Lee was arrested in the store in January 2017 for carrying an illegal gun, and was charged months later with multiple counts of rape, attempted rape, aggravated assault, and related crimes after investigators connected him with nine assaults in Chester that occurred between July 2014 and his arrest.

Four of those cases went to trial before Delaware County Court Judge James Bradley.

Lee targeted the women within a few-block radius of his apartment in Chester, Deputy District Attorney Kristen Kemp said Monday. He carried out the attacks in a similar pattern, she said: He waited until the women were walking alone either late at night or early in the morning, dragged them into secluded areas, and robbed and raped them.

In some of the cases, Lee threatened to kill the women if they called the police, telling them he had a gun, according to testimony Monday.

One of the victims who took the stand Monday said Lee pressed a gun into her back to reinforce that threat. The other said Lee hit her in the head with the weapon so hard that she temporarily lost her vision.

In the years since Lee’s arrest, his attorney, Sherri Eyer, contended that he was incompetent to stand trial, citing expert analysis and psychiatric reports. Bradley agreed in January 2022 and sent Lee to Norristown State Hospital for treatment.

But the judge reversed his decision last week after Eyer and her co-counsel, Scott Galloway, said they had been able to communicate with him about his case.

Prosecutors have said Lee confessed to five of the nine assaults with which he’s charged, and DNA evidence from a rape kit connected him to one of the assaults.

Lee denied involvement in the assault against the woman who later identified him at ShopRite. The Inquirer is withholding the woman’s name because it does not identify victims of alleged sexual assault without their consent.

Eyer and Galloway questioned the two women’s credibility Monday, pointing out inconsistencies between their initial statements to police seven years ago and their testimony in court.

One of the women said Monday that Lee asked her for the time as she walked toward her home at the Dorian Court Apartments in Chester in December 2016. After she responded and turned to walk away, she said, Lee pushed her to the ground, silencing her screams by telling her he would kill her if she didn’t stop.

She said he took her to a nearby playground where he forced her to perform a sex act and then raped her.

“I was just thinking about my family,” she said. “I was praying to God, hoping that I could live to see another day.”

The woman said she got a clear look at Lee’s face during the assault, and later identified him in a police photo array.

A week before that incident, Lee attacked the other woman who testified Monday, pulling her hood over her eyes as she walked home near 5th Street in Chester. He dragged her to nearby train tracks before robbing her of $200 and sexually assaulting her, she said.

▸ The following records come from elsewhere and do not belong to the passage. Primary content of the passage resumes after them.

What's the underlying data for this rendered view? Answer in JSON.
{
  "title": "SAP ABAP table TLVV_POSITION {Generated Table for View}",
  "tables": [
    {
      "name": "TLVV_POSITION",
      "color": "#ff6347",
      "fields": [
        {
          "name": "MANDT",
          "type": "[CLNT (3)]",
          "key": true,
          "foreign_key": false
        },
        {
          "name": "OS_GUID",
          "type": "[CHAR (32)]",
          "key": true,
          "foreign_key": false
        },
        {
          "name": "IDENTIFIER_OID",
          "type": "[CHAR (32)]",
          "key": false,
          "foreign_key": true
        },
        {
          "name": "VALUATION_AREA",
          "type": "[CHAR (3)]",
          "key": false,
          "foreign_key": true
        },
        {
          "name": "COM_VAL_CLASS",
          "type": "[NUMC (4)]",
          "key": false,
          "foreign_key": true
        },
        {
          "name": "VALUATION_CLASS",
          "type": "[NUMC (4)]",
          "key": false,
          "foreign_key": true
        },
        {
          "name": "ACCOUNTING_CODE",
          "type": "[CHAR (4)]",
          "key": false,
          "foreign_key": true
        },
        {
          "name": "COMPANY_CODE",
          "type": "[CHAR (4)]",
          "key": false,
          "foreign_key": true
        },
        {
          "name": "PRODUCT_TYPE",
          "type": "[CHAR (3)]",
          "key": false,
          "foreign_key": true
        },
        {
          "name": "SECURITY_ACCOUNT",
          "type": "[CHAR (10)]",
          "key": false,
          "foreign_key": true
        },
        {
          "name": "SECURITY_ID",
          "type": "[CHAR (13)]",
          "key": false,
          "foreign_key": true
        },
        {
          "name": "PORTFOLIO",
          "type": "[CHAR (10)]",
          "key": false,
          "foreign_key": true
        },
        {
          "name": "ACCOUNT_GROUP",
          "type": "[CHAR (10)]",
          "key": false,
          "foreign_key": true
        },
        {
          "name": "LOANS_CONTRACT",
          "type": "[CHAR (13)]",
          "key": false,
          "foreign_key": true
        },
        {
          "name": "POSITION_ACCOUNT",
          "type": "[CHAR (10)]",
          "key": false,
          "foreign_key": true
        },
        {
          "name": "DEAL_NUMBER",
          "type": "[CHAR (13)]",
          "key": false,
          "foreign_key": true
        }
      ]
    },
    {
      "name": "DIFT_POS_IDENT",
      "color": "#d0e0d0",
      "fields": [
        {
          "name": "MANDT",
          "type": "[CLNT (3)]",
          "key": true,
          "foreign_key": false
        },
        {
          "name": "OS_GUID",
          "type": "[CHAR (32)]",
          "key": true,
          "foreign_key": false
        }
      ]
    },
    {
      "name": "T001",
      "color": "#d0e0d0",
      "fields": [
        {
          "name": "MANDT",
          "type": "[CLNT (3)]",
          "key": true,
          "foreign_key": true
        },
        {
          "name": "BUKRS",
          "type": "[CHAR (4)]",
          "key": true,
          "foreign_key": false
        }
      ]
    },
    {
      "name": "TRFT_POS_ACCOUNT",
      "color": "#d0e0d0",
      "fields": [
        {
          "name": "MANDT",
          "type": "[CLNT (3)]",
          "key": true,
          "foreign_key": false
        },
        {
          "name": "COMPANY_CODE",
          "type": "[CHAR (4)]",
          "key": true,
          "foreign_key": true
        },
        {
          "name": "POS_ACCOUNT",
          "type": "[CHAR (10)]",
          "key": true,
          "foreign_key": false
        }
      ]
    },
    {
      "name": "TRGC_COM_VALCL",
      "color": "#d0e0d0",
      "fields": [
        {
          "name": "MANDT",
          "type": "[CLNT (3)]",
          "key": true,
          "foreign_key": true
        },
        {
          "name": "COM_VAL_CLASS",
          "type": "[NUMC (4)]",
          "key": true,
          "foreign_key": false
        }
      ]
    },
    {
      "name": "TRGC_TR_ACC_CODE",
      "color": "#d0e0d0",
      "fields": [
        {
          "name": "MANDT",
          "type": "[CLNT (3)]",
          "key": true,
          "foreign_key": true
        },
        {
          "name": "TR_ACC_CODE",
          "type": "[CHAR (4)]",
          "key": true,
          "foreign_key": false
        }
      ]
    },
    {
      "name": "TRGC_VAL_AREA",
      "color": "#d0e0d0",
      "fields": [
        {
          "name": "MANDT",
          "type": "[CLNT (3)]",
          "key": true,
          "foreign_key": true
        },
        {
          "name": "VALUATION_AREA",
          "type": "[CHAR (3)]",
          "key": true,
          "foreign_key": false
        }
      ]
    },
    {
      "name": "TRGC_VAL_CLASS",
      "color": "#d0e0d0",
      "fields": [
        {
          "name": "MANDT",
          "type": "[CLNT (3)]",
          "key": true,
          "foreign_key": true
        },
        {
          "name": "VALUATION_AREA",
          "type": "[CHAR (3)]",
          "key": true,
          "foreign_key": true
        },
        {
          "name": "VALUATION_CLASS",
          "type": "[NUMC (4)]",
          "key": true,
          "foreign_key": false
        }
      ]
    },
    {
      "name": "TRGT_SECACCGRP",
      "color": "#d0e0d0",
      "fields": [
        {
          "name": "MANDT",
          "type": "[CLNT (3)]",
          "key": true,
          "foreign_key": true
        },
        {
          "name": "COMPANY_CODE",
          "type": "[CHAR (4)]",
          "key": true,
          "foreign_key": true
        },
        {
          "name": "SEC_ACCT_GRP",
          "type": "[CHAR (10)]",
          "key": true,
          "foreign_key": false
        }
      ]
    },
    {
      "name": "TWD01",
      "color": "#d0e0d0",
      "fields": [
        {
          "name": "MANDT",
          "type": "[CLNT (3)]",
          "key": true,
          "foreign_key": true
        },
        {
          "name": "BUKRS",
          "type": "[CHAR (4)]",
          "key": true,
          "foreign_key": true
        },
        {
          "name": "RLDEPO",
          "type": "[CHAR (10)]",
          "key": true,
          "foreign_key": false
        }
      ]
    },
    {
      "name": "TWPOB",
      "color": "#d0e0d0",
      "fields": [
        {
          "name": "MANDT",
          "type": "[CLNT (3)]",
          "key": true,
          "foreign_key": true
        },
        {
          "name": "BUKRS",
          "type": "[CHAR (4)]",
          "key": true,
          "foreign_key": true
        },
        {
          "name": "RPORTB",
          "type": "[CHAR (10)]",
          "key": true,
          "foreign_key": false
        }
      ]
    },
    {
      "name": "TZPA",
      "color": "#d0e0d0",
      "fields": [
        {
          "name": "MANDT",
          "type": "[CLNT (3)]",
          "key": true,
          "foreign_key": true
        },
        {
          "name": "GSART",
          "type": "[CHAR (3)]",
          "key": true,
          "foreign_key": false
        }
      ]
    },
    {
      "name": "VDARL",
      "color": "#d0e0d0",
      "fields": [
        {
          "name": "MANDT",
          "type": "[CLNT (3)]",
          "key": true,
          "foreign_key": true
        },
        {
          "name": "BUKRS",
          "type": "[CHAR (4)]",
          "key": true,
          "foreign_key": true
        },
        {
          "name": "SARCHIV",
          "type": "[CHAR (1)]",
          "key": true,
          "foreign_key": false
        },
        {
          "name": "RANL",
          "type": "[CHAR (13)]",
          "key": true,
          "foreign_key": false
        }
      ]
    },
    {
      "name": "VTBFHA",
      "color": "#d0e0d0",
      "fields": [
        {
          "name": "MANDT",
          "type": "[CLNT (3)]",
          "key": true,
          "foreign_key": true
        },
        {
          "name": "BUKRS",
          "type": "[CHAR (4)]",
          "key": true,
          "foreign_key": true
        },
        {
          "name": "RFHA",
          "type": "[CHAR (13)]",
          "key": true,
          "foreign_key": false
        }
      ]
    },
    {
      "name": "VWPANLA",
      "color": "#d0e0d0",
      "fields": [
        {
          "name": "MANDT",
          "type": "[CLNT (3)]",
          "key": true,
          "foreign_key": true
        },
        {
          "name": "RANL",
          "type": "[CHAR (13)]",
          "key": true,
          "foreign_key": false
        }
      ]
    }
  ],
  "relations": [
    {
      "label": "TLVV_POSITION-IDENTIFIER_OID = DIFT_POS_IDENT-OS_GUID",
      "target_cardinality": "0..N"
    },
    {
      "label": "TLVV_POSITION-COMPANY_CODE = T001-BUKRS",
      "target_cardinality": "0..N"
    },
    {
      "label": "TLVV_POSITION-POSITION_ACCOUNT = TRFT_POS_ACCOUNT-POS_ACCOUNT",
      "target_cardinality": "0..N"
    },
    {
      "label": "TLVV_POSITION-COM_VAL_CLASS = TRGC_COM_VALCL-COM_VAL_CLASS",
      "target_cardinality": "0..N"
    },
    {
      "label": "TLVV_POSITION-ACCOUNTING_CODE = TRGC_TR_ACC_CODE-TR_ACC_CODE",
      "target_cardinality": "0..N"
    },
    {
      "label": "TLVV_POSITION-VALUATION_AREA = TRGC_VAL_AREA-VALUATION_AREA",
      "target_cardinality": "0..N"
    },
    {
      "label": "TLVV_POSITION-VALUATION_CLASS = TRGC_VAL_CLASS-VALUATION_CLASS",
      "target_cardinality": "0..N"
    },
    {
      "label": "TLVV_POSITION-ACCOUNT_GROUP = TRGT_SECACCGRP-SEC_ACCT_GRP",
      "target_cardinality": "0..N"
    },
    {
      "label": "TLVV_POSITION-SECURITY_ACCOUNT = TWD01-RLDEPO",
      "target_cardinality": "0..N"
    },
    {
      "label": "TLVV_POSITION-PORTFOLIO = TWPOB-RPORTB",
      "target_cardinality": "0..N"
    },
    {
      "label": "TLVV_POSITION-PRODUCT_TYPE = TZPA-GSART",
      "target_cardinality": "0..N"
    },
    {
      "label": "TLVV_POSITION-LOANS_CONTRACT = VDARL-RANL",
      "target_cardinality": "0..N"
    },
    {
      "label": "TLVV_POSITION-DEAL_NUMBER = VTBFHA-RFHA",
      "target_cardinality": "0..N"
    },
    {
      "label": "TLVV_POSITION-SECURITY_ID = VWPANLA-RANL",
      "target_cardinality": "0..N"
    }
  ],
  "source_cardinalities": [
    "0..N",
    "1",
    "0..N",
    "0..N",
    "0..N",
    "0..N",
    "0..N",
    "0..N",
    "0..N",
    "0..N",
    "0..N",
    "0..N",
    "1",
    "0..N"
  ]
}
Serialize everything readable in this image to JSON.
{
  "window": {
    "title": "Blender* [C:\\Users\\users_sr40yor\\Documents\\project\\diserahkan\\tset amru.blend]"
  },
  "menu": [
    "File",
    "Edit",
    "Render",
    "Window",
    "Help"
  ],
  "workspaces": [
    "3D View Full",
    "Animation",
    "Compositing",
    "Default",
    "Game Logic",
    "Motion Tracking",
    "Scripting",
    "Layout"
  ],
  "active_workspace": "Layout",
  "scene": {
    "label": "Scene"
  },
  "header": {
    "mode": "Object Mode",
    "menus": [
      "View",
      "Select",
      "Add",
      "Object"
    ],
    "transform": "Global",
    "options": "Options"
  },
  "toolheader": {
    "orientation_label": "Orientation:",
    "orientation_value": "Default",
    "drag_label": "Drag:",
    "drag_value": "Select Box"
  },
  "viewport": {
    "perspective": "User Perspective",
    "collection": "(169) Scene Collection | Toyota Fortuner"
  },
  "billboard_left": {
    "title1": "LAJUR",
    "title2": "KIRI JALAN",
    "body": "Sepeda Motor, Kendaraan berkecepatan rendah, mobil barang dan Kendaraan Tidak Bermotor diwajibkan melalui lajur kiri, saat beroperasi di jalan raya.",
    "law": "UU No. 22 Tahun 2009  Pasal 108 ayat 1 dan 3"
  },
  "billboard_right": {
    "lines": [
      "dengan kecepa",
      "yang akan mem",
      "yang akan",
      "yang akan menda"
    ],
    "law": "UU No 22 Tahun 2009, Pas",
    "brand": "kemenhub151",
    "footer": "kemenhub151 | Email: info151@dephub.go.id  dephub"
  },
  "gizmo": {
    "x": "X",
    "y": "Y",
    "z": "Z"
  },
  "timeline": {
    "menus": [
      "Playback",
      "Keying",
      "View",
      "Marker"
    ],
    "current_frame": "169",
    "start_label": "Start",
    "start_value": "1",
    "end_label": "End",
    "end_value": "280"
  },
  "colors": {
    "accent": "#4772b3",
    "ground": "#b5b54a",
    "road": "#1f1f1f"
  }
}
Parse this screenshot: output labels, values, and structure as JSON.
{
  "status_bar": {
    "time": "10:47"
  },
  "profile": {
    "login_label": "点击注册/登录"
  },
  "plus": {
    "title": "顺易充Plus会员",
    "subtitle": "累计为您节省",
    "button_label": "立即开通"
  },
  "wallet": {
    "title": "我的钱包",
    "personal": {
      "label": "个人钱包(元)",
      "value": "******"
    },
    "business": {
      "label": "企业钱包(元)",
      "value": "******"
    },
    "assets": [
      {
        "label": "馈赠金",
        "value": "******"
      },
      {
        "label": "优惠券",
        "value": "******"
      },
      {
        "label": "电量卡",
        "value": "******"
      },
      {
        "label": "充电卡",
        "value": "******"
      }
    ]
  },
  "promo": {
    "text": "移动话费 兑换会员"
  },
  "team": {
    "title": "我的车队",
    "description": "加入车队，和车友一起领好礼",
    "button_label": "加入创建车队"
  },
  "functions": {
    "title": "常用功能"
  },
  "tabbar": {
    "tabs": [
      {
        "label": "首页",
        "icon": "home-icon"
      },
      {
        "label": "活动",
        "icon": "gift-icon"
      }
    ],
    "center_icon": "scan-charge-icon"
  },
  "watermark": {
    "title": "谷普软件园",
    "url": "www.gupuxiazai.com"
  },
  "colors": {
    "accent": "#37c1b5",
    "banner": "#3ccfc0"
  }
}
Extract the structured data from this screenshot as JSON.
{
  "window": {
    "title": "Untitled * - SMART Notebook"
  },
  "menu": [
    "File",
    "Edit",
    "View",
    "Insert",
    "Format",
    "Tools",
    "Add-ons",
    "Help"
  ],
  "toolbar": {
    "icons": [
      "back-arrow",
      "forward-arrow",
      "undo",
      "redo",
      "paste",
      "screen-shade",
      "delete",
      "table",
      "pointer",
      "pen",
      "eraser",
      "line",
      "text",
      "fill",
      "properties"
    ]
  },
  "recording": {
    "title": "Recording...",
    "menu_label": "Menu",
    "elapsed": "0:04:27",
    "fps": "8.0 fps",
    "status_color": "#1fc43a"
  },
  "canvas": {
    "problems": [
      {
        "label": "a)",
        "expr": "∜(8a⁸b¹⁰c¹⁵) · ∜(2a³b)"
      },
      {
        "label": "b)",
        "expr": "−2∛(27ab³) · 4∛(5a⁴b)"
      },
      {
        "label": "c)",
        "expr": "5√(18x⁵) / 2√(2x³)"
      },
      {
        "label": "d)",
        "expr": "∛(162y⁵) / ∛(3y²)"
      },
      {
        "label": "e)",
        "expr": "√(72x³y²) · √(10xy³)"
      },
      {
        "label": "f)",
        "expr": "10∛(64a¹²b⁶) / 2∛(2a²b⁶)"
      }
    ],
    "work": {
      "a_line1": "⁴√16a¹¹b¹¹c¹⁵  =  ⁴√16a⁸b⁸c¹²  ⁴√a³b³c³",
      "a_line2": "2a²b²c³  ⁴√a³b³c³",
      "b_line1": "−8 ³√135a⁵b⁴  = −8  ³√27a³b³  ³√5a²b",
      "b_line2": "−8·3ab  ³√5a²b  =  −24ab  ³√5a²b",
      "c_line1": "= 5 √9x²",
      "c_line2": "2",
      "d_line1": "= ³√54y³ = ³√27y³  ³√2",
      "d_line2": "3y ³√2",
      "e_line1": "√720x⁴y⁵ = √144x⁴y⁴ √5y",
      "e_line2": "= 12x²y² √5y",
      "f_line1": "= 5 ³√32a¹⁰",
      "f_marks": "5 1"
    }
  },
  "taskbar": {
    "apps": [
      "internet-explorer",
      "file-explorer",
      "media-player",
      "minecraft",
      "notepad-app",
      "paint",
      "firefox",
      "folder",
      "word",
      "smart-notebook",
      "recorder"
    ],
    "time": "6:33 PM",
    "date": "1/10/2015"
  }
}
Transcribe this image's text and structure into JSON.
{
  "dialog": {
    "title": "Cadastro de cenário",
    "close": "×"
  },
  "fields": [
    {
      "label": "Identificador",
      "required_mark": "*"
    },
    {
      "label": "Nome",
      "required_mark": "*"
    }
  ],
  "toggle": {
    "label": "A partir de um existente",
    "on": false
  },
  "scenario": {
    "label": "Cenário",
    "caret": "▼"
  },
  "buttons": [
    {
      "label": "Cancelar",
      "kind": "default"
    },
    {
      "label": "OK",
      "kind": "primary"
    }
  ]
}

The woman told prosecutors she recognized Lee when she saw him weeks later: The two had once worked together, and she had gone to school with his extended family.

Initially, she was hesitant to contact police, she said, because she feared retaliation. But her cousin persuaded her to speak up.

“I was tired of seeing him,” she said. “He was out walking around the street. He could’ve done this to somebody else.”